Oxidation states, often referred to as oxidation numbers, help us understand the distribution of electrons among the atoms in molecules. They are essential for determining how electrons are transferred in reactions, a key concept in redox chemistry. Oxidation states are assigned based on a set of rules:

• Pure elements have an oxidation state of zero.
• For ions composed of only one atom, the oxidation state is equal to the charge of the ion.
• Oxygen typically has an oxidation state of -2 in compounds.
• Hydrogen has an oxidation state of +1 when bonded to non-metals.
• The sum of oxidation states in a neutral molecule must be zero.

In transition metal compounds, determining the oxidation state involves assuming the typical oxidation states of other elements, like oxygen, and then deducing the metal’s state. This understanding allows chemists to predict the electron configuration of the metal ion, crucial for naming the compound and predicting its chemistry.

Copper forms two common oxidation states in compounds: +1 and +2. Copper oxide ( CuO ) and copper(I) oxide ( Cu_{2}O ) are two illustrative examples.

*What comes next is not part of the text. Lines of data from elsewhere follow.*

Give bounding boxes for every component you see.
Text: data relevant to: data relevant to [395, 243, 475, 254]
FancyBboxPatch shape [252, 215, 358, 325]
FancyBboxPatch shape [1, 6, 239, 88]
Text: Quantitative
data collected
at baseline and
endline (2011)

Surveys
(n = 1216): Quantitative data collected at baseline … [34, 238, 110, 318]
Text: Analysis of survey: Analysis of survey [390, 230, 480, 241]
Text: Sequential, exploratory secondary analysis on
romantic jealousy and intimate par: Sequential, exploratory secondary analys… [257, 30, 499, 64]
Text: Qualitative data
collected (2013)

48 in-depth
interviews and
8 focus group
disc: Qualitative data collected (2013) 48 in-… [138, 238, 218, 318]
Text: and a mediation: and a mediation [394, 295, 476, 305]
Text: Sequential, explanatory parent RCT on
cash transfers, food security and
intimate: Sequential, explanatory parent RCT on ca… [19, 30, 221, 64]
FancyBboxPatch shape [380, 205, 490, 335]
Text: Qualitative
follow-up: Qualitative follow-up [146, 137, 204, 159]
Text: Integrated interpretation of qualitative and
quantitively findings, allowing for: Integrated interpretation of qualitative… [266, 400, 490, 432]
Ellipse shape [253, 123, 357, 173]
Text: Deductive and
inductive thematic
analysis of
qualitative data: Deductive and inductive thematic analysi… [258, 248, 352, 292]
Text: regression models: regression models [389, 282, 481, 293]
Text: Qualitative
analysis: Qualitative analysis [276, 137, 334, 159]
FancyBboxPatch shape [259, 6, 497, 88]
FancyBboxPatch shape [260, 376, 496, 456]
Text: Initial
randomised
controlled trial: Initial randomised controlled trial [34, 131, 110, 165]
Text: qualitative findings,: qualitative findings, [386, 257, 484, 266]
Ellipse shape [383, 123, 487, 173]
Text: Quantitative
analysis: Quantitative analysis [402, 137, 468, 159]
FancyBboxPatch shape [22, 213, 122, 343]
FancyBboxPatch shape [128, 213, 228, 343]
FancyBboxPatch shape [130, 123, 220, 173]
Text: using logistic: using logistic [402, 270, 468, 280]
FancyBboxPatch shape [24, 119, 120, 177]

Here’s a closer look:

• CuO: This compound features copper in the +2 oxidation state. The neutral copper atom has an electron configuration of [Ar] 3d^{10} 4s^1 . To form Cu^{2+} , it loses two electrons, leading to [Ar] 3d^9 .
• Cu_{2}O: In this compound, each copper atom is in the +1 oxidation state. Removal of one electron from 4s orbital results in the electron configuration of Cu^{+}: [Ar] 3d^{10} , highlighting the complete filling of 3d orbitals.

These compounds have distinctive properties because of their differing copper oxidation states, influencing both their reactivity and color.

Vanadium compounds vary widely in oxidation states, from -3 to +5, with the most common being +2, +3, +4, and +5. The compound V_{2}O_{5} demonstrates vanadium in its highest oxidation state, +5, characterized as follows:
- In V_{2}O_{5} , each vanadium atom assumes an oxidation state of +5 to neutralize the -10 charge from five oxygens.
- The electron configuration of a neutral vanadium atom is [Ar] 3d^3 4s^2 . Stripping five electrons to form V^{5+} leaves [Ar] 3d^0 , meaning no electrons occupy the 3d or 4s orbitals.
This electron arrangement impacts the compound’s properties, such as its ability to act as an oxidizing agent, a role often leveraged in catalysis and electrochemical applications.

Manganese can adopt several oxidation states, most commonly from +2 to +7, each yielding distinct chemical behaviors. Consider MnO , wherein manganese is in the +2 state:

• Here, Mn counterbalances oxygen’s -2 charge.
• A neutral manganese atom bears the configuration [Ar] 3d^5 4s^2 . Upon forming Mn^{2+} , the 4s electrons are removed, resulting in [Ar] 3d^5 , with a high-spin configuration across five 3d orbitals.

This oxidation state is prevalent in aqueous solutions and has implications for the magnetic properties and reactivity of manganese compounds, making them a critical focal point in transition metal chemistry.